Born in 1956 in Salt Lake City, Utah, Whitney came from a long line of Mormons. Whitney’s father was a lawyer and her mother was a housewife and became a history teacher later in life. Whitney’s stepmother was a piano teacher and a musician. Whitney had several siblings, including two sisters, a half-sister, a stepbrother, and two stepsisters.
While initially unsure where to go in life while in college, Whitney decided to take a COBOL class where she discovered her passion for computer technology. She earned her Bachelors in Computer Science from the University of Utah in 1978. About one year after graduating, she started working for UNIVAC before attending California Institute of Technology where they were creating a computer science department. Students at Caltech were programming in Simula and MAINSAIL. Whitney worked on a CAD project for integrated circuits for her master’s thesis. She received her Ph.D. in 1985 for her thesis on the CAD representation for chips.

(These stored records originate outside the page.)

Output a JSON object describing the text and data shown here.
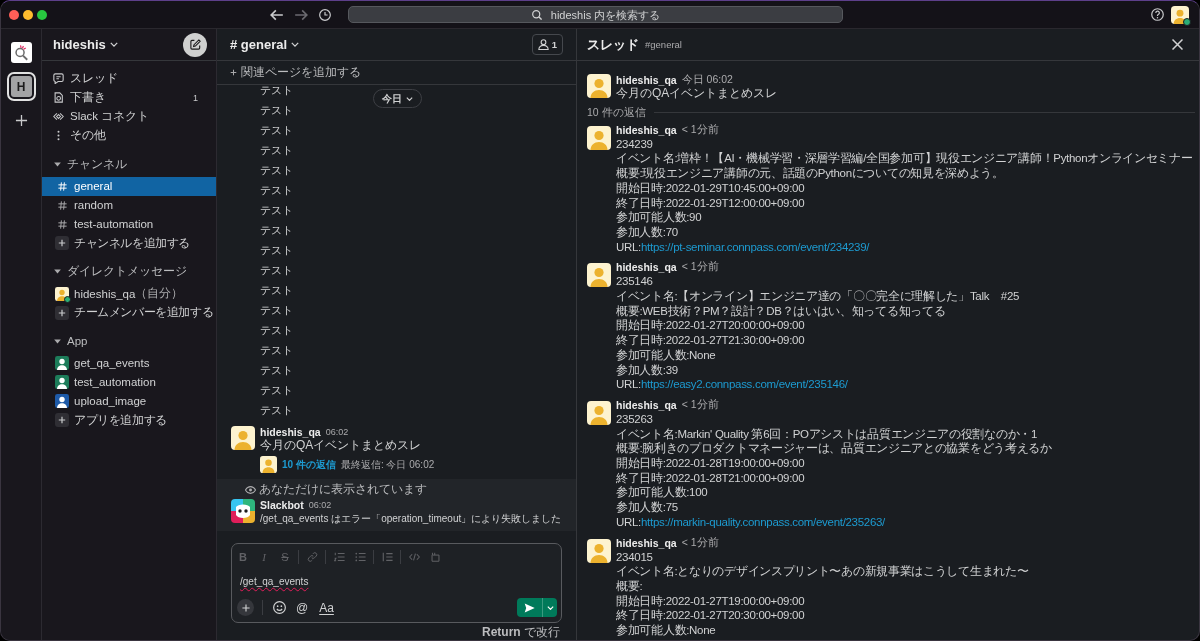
{
  "window": {
    "search": {
      "placeholder": "hideshis 内を検索する"
    },
    "user": {
      "online": true
    }
  },
  "rail": [
    {
      "kind": "logo",
      "selected": false
    },
    {
      "kind": "initial",
      "label": "H",
      "selected": true
    }
  ],
  "sidebar": {
    "workspace": "hideshis",
    "nav": [
      {
        "kind": "threads",
        "label": "スレッド"
      },
      {
        "kind": "drafts",
        "label": "下書き",
        "count": "1"
      },
      {
        "kind": "connect",
        "label": "Slack コネクト"
      },
      {
        "kind": "more",
        "label": "その他"
      }
    ],
    "sections": [
      {
        "kind": "channels",
        "title": "チャンネル",
        "expanded": true,
        "items": [
          {
            "label": "general",
            "selected": true
          },
          {
            "label": "random",
            "selected": false
          },
          {
            "label": "test-automation",
            "selected": false
          }
        ],
        "add_label": "チャンネルを追加する"
      },
      {
        "kind": "direct",
        "title": "ダイレクトメッセージ",
        "expanded": true,
        "items": [
          {
            "label": "hideshis_qa",
            "note": "（自分）",
            "online": true,
            "selected": false
          }
        ],
        "add_label": "チームメンバーを追加する"
      },
      {
        "kind": "apps",
        "title": "App",
        "expanded": true,
        "items": [
          {
            "label": "get_qa_events",
            "color": "#1d7c5a",
            "selected": false
          },
          {
            "label": "test_automation",
            "color": "#1d7c5a",
            "selected": false
          },
          {
            "label": "upload_image",
            "color": "#1e5aa8",
            "selected": false
          }
        ],
        "add_label": "アプリを追加する"
      }
    ]
  },
  "channel": {
    "title": "# general",
    "members": "1",
    "bookmark": "関連ページを追加する",
    "date": "今日",
    "messages": [
      {
        "kind": "compact",
        "text": "テスト"
      },
      {
        "kind": "compact",
        "text": "テスト"
      },
      {
        "kind": "compact",
        "text": "テスト"
      },
      {
        "kind": "compact",
        "text": "テスト"
      },
      {
        "kind": "compact",
        "text": "テスト"
      },
      {
        "kind": "compact",
        "text": "テスト"
      },
      {
        "kind": "compact",
        "text": "テスト"
      },
      {
        "kind": "compact",
        "text": "テスト"
      },
      {
        "kind": "compact",
        "text": "テスト"
      },
      {
        "kind": "compact",
        "text": "テスト"
      },
      {
        "kind": "compact",
        "text": "テスト"
      },
      {
        "kind": "compact",
        "text": "テスト"
      },
      {
        "kind": "compact",
        "text": "テスト"
      },
      {
        "kind": "compact",
        "text": "テスト"
      },
      {
        "kind": "compact",
        "text": "テスト"
      },
      {
        "kind": "compact",
        "text": "テスト"
      },
      {
        "kind": "compact",
        "text": "テスト"
      },
      {
        "kind": "message",
        "avatar": {
          "kind": "person"
        },
        "author": "hideshis_qa",
        "time": "06:02",
        "text": "今月のQAイベントまとめスレ",
        "thread": {
          "replies": "10 件の返信",
          "last_reply": "最終返信: 今日 06:02"
        }
      },
      {
        "kind": "ephemeral",
        "notice": "あなただけに表示されています",
        "avatar": {
          "kind": "bot"
        },
        "author": "Slackbot",
        "time": "06:02",
        "text": "/get_qa_events はエラー「operation_timeout」により失敗しました"
      }
    ],
    "composer": {
      "formatting_disabled": true,
      "format_groups": [
        [
          {
            "kind": "bold",
            "label": "B"
          },
          {
            "kind": "italic",
            "label": "I"
          },
          {
            "kind": "strike",
            "label": "S"
          }
        ],
        [
          {
            "kind": "link"
          }
        ],
        [
          {
            "kind": "ordered_list"
          },
          {
            "kind": "bulleted_list"
          }
        ],
        [
          {
            "kind": "quote"
          }
        ],
        [
          {
            "kind": "code"
          },
          {
            "kind": "code_block"
          }
        ]
      ],
      "value": "/get_qa_events",
      "spelling_error": true,
      "actions": [
        {
          "kind": "attach"
        },
        {
          "kind": "emoji"
        },
        {
          "kind": "mention",
          "label": "@"
        },
        {
          "kind": "format",
          "label": "Aa"
        }
      ],
      "hint": "**Return** で改行"
    }
  },
  "thread": {
    "title": "スレッド",
    "channel": "#general",
    "parent": {
      "avatar": {
        "kind": "person"
      },
      "author": "hideshis_qa",
      "time": "今日 06:02",
      "text": "今月のQAイベントまとめスレ"
    },
    "reply_count": "10 件の返信",
    "replies": [
      {
        "avatar": {
          "kind": "person"
        },
        "author": "hideshis_qa",
        "time": "< 1分前",
        "lines": [
          "234239",
          "イベント名:増枠！【AI・機械学習・深層学習編/全国参加可】現役エンジニア講師！Pythonオンラインセミナー",
          "概要:現役エンジニア講師の元、話題のPythonについての知見を深めよう。",
          "開始日時:2022-01-29T10:45:00+09:00",
          "終了日時:2022-01-29T12:00:00+09:00",
          "参加可能人数:90",
          "参加人数:70"
        ],
        "url": {
          "label": "URL:",
          "link": "https://pt-seminar.connpass.com/event/234239/"
        }
      },
      {
        "avatar": {
          "kind": "person"
        },
        "author": "hideshis_qa",
        "time": "< 1分前",
        "lines": [
          "235146",
          "イベント名:【オンライン】エンジニア達の「〇〇完全に理解した」Talk　#25",
          "概要:WEB技術？PM？設計？DB？はいはい、知ってる知ってる",
          "開始日時:2022-01-27T20:00:00+09:00",
          "終了日時:2022-01-27T21:30:00+09:00",
          "参加可能人数:None",
          "参加人数:39"
        ],
        "url": {
          "label": "URL:",
          "link": "https://easy2.connpass.com/event/235146/"
        }
      },
      {
        "avatar": {
          "kind": "person"
        },
        "author": "hideshis_qa",
        "time": "< 1分前",
        "lines": [
          "235263",
          "イベント名:Markin' Quality 第6回：POアシストは品質エンジニアの役割なのか・1",
          "概要:腕利きのプロダクトマネージャーは、品質エンジニアとの協業をどう考えるか",
          "開始日時:2022-01-28T19:00:00+09:00",
          "終了日時:2022-01-28T21:00:00+09:00",
          "参加可能人数:100",
          "参加人数:75"
        ],
        "url": {
          "label": "URL:",
          "link": "https://markin-quality.connpass.com/event/235263/"
        }
      },
      {
        "avatar": {
          "kind": "person"
        },
        "author": "hideshis_qa",
        "time": "< 1分前",
        "lines": [
          "234015",
          "イベント名:となりのデザインスプリント〜あの新規事業はこうして生まれた〜",
          "概要:",
          "開始日時:2022-01-27T19:00:00+09:00",
          "終了日時:2022-01-27T20:30:00+09:00",
          "参加可能人数:None"
        ]
      }
    ]
  }
}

After graduating from Caltech, she moved to Silicon Valley to design computer chips. In 1986, she began working at the Schlumberger Palo Alto Research Center, but after a short time, she left for Actel, a chip company, where she held a senior technical management position.
While working in Silicon Valley, she met Barbara Simons and Anita Borg. Before founding the Grace Hopper celebration with Borg, Whitney helped her create the Systers network to build local communities of women technologists. Beyond that Whitney co-founded NCWIT (National Center for Women and Information Technology)and co-founded the BRAID (Building Recruiting and Inclusion for Diversity) project. BRAID works with computer science departments across the United States to help increase the participation of women and people of color in their undergraduate majors. She became president of Silicon Compilers, VP of Engineering in Malleable Technologies, and was the Vice President of the Canadian company PMC-Sierra.